An Adaptive-Iterative Nonlinear Interference Cancellation in Time-Varying Full-Duplex Channels


KURT A., SALMAN M. B., SARAÇ U. B., GÜVENSEN G. M.

IEEE TRANSACTIONS ON VEHICULAR TECHNOLOGY, cilt.72, sa.2, ss.1862-1878, 2023 (SCI-Expanded) identifier identifier

  • Yayın Türü: Makale / Tam Makale
  • Cilt numarası: 72 Sayı: 2
  • Basım Tarihi: 2023
  • Doi Numarası: 10.1109/tvt.2022.3208766
  • Dergi Adı: IEEE TRANSACTIONS ON VEHICULAR TECHNOLOGY
  • Derginin Tarandığı İndeksler: Science Citation Index Expanded (SCI-EXPANDED), Scopus, Academic Search Premier, PASCAL, Aerospace Database, Applied Science & Technology Source, Business Source Elite, Business Source Premier, Communication Abstracts, Compendex, Computer & Applied Sciences, Environment Index, INSPEC, Metadex, Civil Engineering Abstracts
  • Sayfa Sayıları: ss.1862-1878
  • Anahtar Kelimeler: Full-duplex, nonlinear DSIC, nonlinear modelling, time-varying SI channel, turbo digital SIC, iterative SIC, WIRELESS COMMUNICATIONS, DESIGN, RADIOS, COMMUNICATION, TRANSCEIVERS, SUPPRESSION, ALGORITHMS, CHALLENGES, SYSTEMS, MODELS
  • Orta Doğu Teknik Üniversitesi Adresli: Evet

Özet

In this paper, first, the sensitivity of traditional Full-Duplex (FD) communication systems to time variation in the self-interference (SI) channel is demonstrated via performance analysis.
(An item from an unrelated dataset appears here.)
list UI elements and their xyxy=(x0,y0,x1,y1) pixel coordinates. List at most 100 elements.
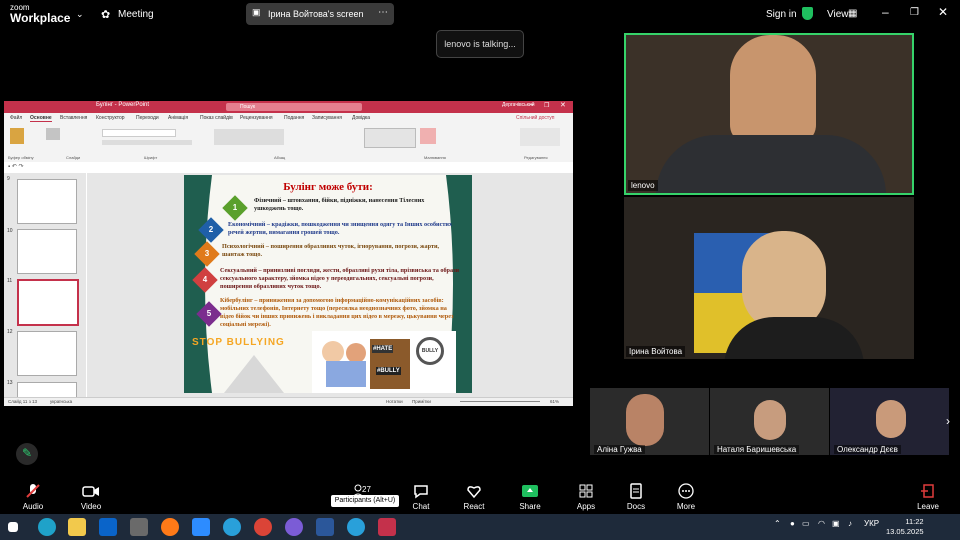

It is seen that conventional schemes are not capable of providing efficient operation regarding practical concerns such as spectral efficiency, SI channel aging and learning accuracy, and the contamination of signal-of-interest (SoI). Then, in regard to the aforementioned concerns, a practical FD operation together with a novel iterative SoI-contamination-aware digital SI cancellation (DSIC) algorithm that relieves the sensitivity against time variation considerably is proposed. The proposed scheme, namely Turbo DSIC, is practical in terms of training and computational complexity thanks to its two-stage structure such that complex nonlinear parameter learning (NPL) is conducted very rarely in the first stage, and linear processing is performed adaptively at symbol-rate in the second stage, where SoI is iteratively estimated at each data block and eliminated from the received signal to improve SI channel estimation accuracy. Finally, the performance of Turbo DSIC, under hardware impairments and time-varying (TV) propagation, is evaluated via both computer simulation environment and actual experimental hardware setup in terms of bit error rate (BER) and achievable information rate (AIR) metrics.